Он ужаснулся тому, что сказали его губы, и ждал, а время текло, капало на рану свинцовыми каплями унижения — ведь она не отвечала, только смотрела своими окаянными глазами, и в нем нарастало безумие: если она скажет «нет», схватить ее и убить на месте.
В ее глазах сдвинулась прозрачная грань — торжества? нежности? — медленно, морщась, поднялась верхняя губа, блеснули зубы, словно она хотела его укусить, она сделала шаг к нему, обхватила его шею руками и прижала лицо к его лицу, губы к губам, а упавшие за спину волосы откидывали ее голову все дальше и дальше назад; они почти касались концами земли. «Да!» — сказала она, не она — все ее тело. Вспоминая этот миг много лет спустя, он опять ощущал тот жар и мороз, то падение в колодец бездонный и сладостный и ту мысль-искру — «все кончено!» — которая мелькнула и погасла.
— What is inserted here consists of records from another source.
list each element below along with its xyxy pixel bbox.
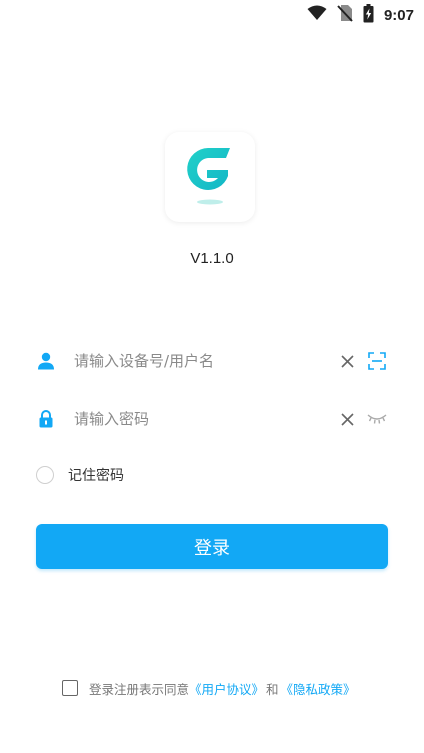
lock-icon xyxy=(36,409,56,429)
status-icons: 9:07 xyxy=(307,3,414,27)
eye-closed-icon xyxy=(367,414,387,424)
user-agreement-link[interactable]: 《用户协议》 xyxy=(189,679,264,698)
username-input[interactable] xyxy=(74,352,336,370)
wifi-icon xyxy=(307,5,327,25)
remember-password[interactable]: 记住密码 xyxy=(36,462,124,488)
password-input[interactable] xyxy=(74,410,336,428)
username-clear-button[interactable] xyxy=(336,350,358,372)
close-icon xyxy=(340,412,354,426)
password-clear-button[interactable] xyxy=(336,408,358,430)
close-icon xyxy=(340,354,354,368)
login-button[interactable]: 登录 xyxy=(36,524,388,569)
password-row xyxy=(36,399,388,439)
agreement-prefix: 登录注册表示同意 xyxy=(89,681,190,697)
agreement-conjunction: 和 xyxy=(266,681,279,697)
user-icon xyxy=(36,351,56,371)
no-sim-icon xyxy=(337,4,353,26)
app-version: V1.1.0 xyxy=(190,250,234,267)
app-logo-g-icon xyxy=(182,142,238,212)
app-logo xyxy=(165,132,255,222)
password-visibility-toggle[interactable] xyxy=(366,408,388,430)
status-time: 9:07 xyxy=(383,6,414,24)
privacy-policy-link[interactable]: 《隐私政策》 xyxy=(281,679,356,698)
remember-password-label: 记住密码 xyxy=(68,468,124,484)
agreement-row: 登录注册表示同意 《用户协议》 和 《隐私政策》 xyxy=(62,677,356,699)
login-screen: 9:07 V1.1.0 请输入设备号/用户名 记住密码 登录 登录注册表示同意 … xyxy=(0,0,424,753)
status-bar: 9:07 xyxy=(0,0,424,28)
battery-charging-icon xyxy=(363,3,374,27)
username-row xyxy=(36,341,388,381)
remember-password-radio[interactable] xyxy=(36,466,54,484)
scan-button[interactable] xyxy=(366,350,388,372)
scan-icon xyxy=(368,352,386,370)
agreement-checkbox[interactable] xyxy=(62,680,78,696)
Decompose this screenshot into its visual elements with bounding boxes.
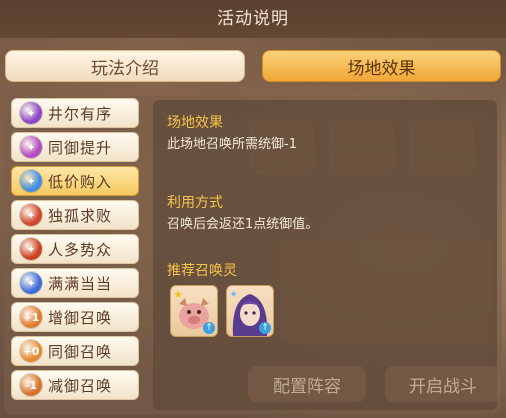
sidebar-item-label: 独孤求败: [48, 206, 113, 225]
red-flame-icon: ✦: [20, 204, 42, 226]
sidebar-item-label: 增御召唤: [48, 308, 113, 327]
sidebar-item-label: 同御召唤: [48, 342, 113, 361]
purple-spiral-icon: ✦: [20, 102, 42, 124]
page-title: 活动说明: [217, 9, 289, 29]
sidebar-item-label: 满满当当: [48, 274, 113, 293]
magic-icon: ✦: [229, 288, 239, 301]
usage-body: 召唤后会返还1点统御值。: [167, 217, 319, 232]
summon-card-girl[interactable]: ✦ ↑: [226, 285, 274, 337]
plus-one-icon: +1: [20, 306, 42, 328]
sidebar-item[interactable]: ✦ 独孤求败: [11, 200, 139, 230]
sidebar-item[interactable]: ✦ 低价购入: [11, 166, 139, 196]
summon-card-pig[interactable]: ★ ↑: [170, 285, 218, 337]
blue-orb-icon: ✦: [20, 272, 42, 294]
tab-gameplay-intro[interactable]: 玩法介绍: [5, 50, 245, 82]
purple-gem-icon: ✦: [20, 136, 42, 158]
effect-title: 场地效果: [167, 115, 223, 131]
sidebar-item[interactable]: +1 增御召唤: [11, 302, 139, 332]
sidebar-item-label: 低价购入: [48, 172, 113, 191]
sidebar-item-label: 人多势众: [48, 240, 113, 259]
upgrade-arrow-icon: ↑: [259, 322, 271, 334]
recommend-title: 推荐召唤灵: [167, 263, 237, 279]
red-crowd-icon: ✦: [20, 238, 42, 260]
plus-zero-icon: +0: [20, 340, 42, 362]
blue-crystal-icon: ✦: [20, 170, 42, 192]
sidebar-item[interactable]: -1 减御召唤: [11, 370, 139, 400]
sidebar-item[interactable]: ✦ 满满当当: [11, 268, 139, 298]
star-icon: ★: [173, 288, 183, 301]
tab-field-effect[interactable]: 场地效果: [262, 50, 501, 82]
sidebar-item[interactable]: ✦ 人多势众: [11, 234, 139, 264]
sidebar-item[interactable]: +0 同御召唤: [11, 336, 139, 366]
start-battle-button[interactable]: 开启战斗: [385, 366, 501, 402]
usage-title: 利用方式: [167, 195, 223, 211]
sidebar-item-label: 减御召唤: [48, 376, 113, 395]
sidebar-item[interactable]: ✦ 井尔有序: [11, 98, 139, 128]
sidebar-item-label: 同御提升: [48, 138, 113, 157]
sidebar-item[interactable]: ✦ 同御提升: [11, 132, 139, 162]
sidebar-item-label: 井尔有序: [48, 104, 113, 123]
upgrade-arrow-icon: ↑: [203, 322, 215, 334]
effect-body: 此场地召唤所需统御-1: [167, 137, 297, 152]
minus-one-icon: -1: [20, 374, 42, 396]
configure-lineup-button[interactable]: 配置阵容: [248, 366, 366, 402]
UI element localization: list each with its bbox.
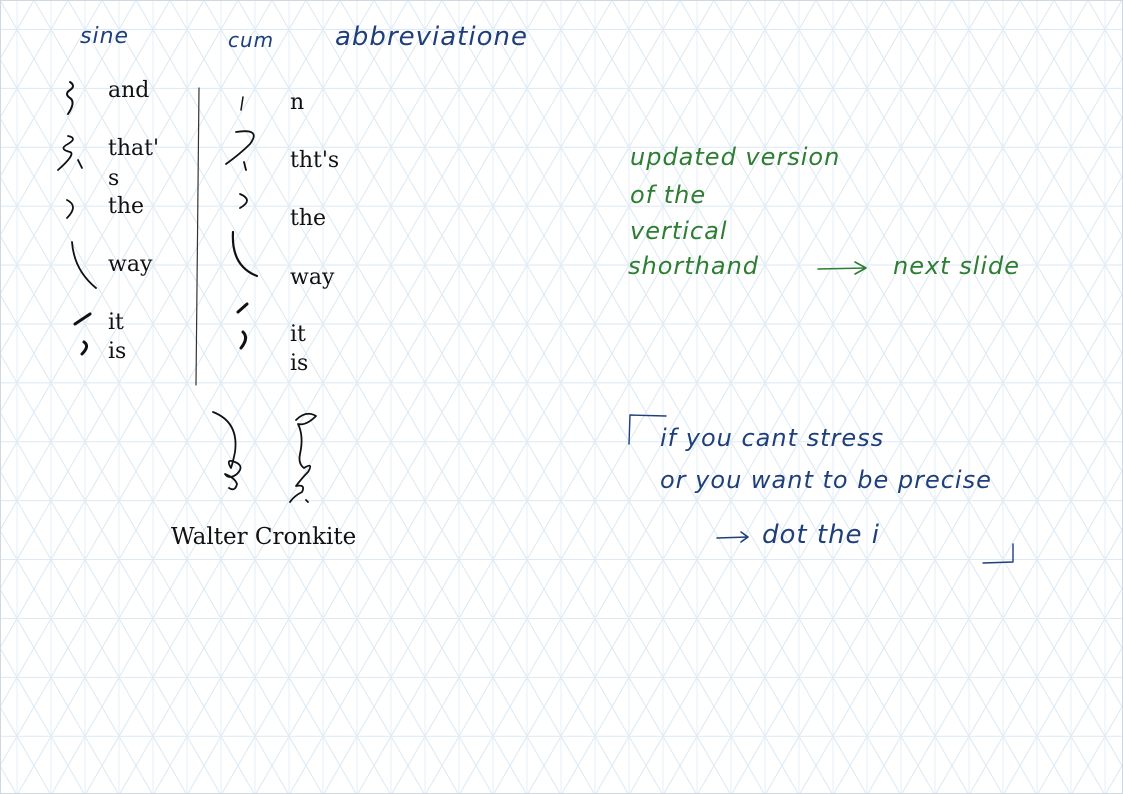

Они огласили помолвку среди близких друзей и родных невесты и назначили венчание на октябрь — после сбора урожая. Свадьбу должны были справлять во Владимире-Волынском, а жить в Миляновичах. У невесты было богатое приданое — земли и драгоценности — и много знатной родни. До свадьбы Курбский запомнил только два события: известия, что крымские и ногайские татары в июле сожгли Москву и что Сигизмунд-Август подарил ему спорные земли в Смедине, отняв их у Чарторыйского. Но и первое и второе прошли как-то стороной сознания: он жил только ожиданием свадьбы, которая наконец состоялась.
Они жили согласно, но не так, как все люди, — Курбский это смутно чувствовал. Он стал иным: не мог быть без нее больше одного-двух дней. Он рассказывал ей все о себе, щедро и откровенно, и был уверен, что она все понимает, хотя она молчала и очень редко расспрашивала о его прошлом.
Они прожили почти год, но он о ней ничего нового не узнал. Не о ее положении в обществе или качествах хозяйки дома, а о том, что является сутью человека и ощущается в неуловимых оттенках слов, взглядов, желаний, поступков, в том, о чем и сам человек порой смутно догадывается. Он только чувствовал, что она та женщина, которую он всегда ждал, и что она тоже приросла к нему, как привитая к дереву ветка: если разорвать их, они истекут кровью. Больше ему ничего не надо было теперь… Тоскливое, смутное одиночество, бессмыслица и гнет старой ненависти — все это незаметно уползло, спряталось, а может быть, отмерло навсегда. Впервые за шесть лет он жил обновленный, помолодевший, спокойно и бездумно, радуясь простому: солнечной погоде, любимому кушанью или новой покупке.